New Skills Required
Today’s complex realities should show in the design of social protection, argues Anna d’Addio, economist with a long career in the OECD.
d’Addio is pleased that the Finnish pension reform makes the scheme financially sustainable. The praise comes with certain reservations, though. “Statistics show that, on average, people live longer. But healthy ageing is far from true for all. There is huge variation in health and longevity across groups with different socioeconomic backgrounds.”
The risk of poverty in retirement is also a problem, particularly for women and the long-term unemployed. Long parental leaves shorten women’s working life, reduce their earnings and, as a result, affect their pensions. Leave arrangements should re-balance the distribution of care activities within the family to help women advance in their careers.
Pension policies should also take into account that people’s attitude towards work has changed. “People look for more freedom of choice and for solutions that may help them adjust their work to their individual needs,” d’Addio explains. People need to take increasing responsibility for their employability, social insurance and financial planning. “Schools, employers and unions will play a crucial role in helping people build the necessary financial competencies and life and work skills.”
d’Addio concludes that we need new forms of social security.

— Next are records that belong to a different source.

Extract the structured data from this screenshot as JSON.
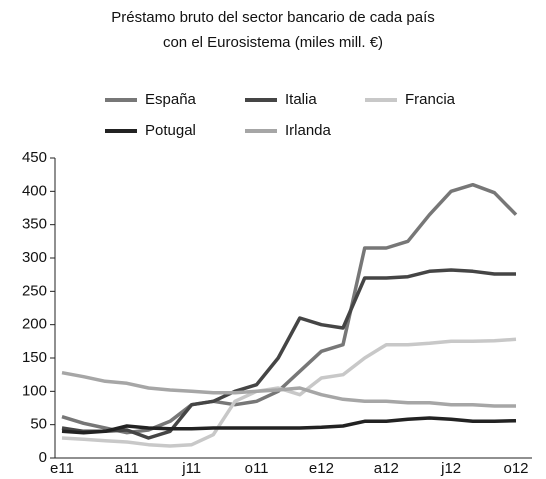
{
  "chart_data": {
    "type": "line",
    "title": [
      "Préstamo bruto del sector bancario de cada país",
      "con el Eurosistema (miles mill. €)"
    ],
    "categories": [
      "e11",
      null,
      null,
      "a11",
      null,
      null,
      "j11",
      null,
      null,
      "o11",
      null,
      null,
      "e12",
      null,
      null,
      "a12",
      null,
      null,
      "j12",
      null,
      null,
      "o12"
    ],
    "series": [
      {
        "name": "España",
        "color": "#777777",
        "values": [
          62,
          52,
          45,
          38,
          42,
          55,
          80,
          85,
          80,
          85,
          100,
          130,
          160,
          170,
          315,
          315,
          325,
          365,
          400,
          410,
          398,
          365
        ]
      },
      {
        "name": "Italia",
        "color": "#454545",
        "values": [
          45,
          40,
          40,
          42,
          30,
          40,
          80,
          85,
          100,
          110,
          150,
          210,
          200,
          195,
          270,
          270,
          272,
          280,
          282,
          280,
          276,
          276
        ]
      },
      {
        "name": "Francia",
        "color": "#c8c8c8",
        "values": [
          30,
          28,
          26,
          24,
          20,
          18,
          20,
          35,
          85,
          100,
          105,
          95,
          120,
          125,
          150,
          170,
          170,
          172,
          175,
          175,
          176,
          178
        ]
      },
      {
        "name": "Potugal",
        "color": "#222222",
        "values": [
          40,
          38,
          40,
          48,
          45,
          44,
          44,
          45,
          45,
          45,
          45,
          45,
          46,
          48,
          55,
          55,
          58,
          60,
          58,
          55,
          55,
          56
        ]
      },
      {
        "name": "Irlanda",
        "color": "#a6a6a6",
        "values": [
          128,
          122,
          115,
          112,
          105,
          102,
          100,
          98,
          98,
          100,
          102,
          105,
          95,
          88,
          85,
          85,
          83,
          83,
          80,
          80,
          78,
          78
        ]
      }
    ],
    "ylim": [
      0,
      450
    ],
    "yticks": [
      0,
      50,
      100,
      150,
      200,
      250,
      300,
      350,
      400,
      450
    ],
    "grid": false
  }
}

Developing pensions requires a comprehensive approach that takes employment, education and social policies into account.
d’Addio will be one of the keynote speakers at the international conference on pensions in Helsinki in May (Changning Labour Markets, Life-Course and Pensions).
The average monthly pension in 2016 was 1,632 euros (€1,848 for men and €1,453 for women).
Women’s pensions averaged 78 per cent of men’s. The highest pensions were paid in Uusimaa (€1,942) and the lowest in Southern Ostrobothnia (€1,403).
Circa 1,460,000 persons receive a pension in their own right in Finland. Of all persons aged 16 or above, nearly one third (32%) receive a pension. The figures do not include recipients of part-time pensions or persons receiving only a survivors’ pension.
Of the working-age population, circa 6 per cent have retired on a disability pension. This is slightly less than in 2015.
In 2016, a total of 29.7 billion euros was paid in statutory pensions, of which 26 billion euros in earnings-related pensions and 2.5 billion euros in Kela pensions.
Pensions Small in Russia
The fragile pension system in Russia means that most retirees have to work in retirement. The average old-age pension in Russia is RUB 13,500, an ample €220. Disabled veterans and veterans of the Great Patriotic War (1941–1945) receive the highest pensions, around RUB 30,000 (€490).
”Politically, the retirees have not been forgotten”, argues Markku Kivinen, Director of the Aleksanteri Institute. But the faith in the pension system has crumbled among young Russians. ”Nobody can predict what pensions will be like when it is time for me to retire,” explains 27-year-old librarian Savva Eirus-Šulepov. A recent study by NWO shows that as many as 76% of the 18–49-year-olds in Russia believe that they cannot afford to stop working.
The Russian pension system comes with many uncertainty factors. The retirement ages are low: 55 for women and 60 for men. Many of the private pension funds established in 2002 have been forced to close down because of negative returns.
Tax Agreements with Spain and Portugal
The tax agreement negotiations with Spain and Portugal have been completed. As a result, Finland can levy tax on private sector earnings-related pensions paid from Finland to pension recipients living in both these countries.
The agreements are similar in content. Once they have been ratified by the parliaments of the two countries on the Iberian Peninsula, they will most likely come into force in 2018. Thanks to the new agreements, Finland can levy tax on nearly all pensions paid from Finland to Spain and Portugal.
The tax that the pension recipients pay to these countries will be deducted from the tax that is to be paid to Finland. The new agreements cover not only taxes but also the rent income received from or the profit on the sale of a leased owner-occupied flat in Finland.
Both agreements include a three-year transition period.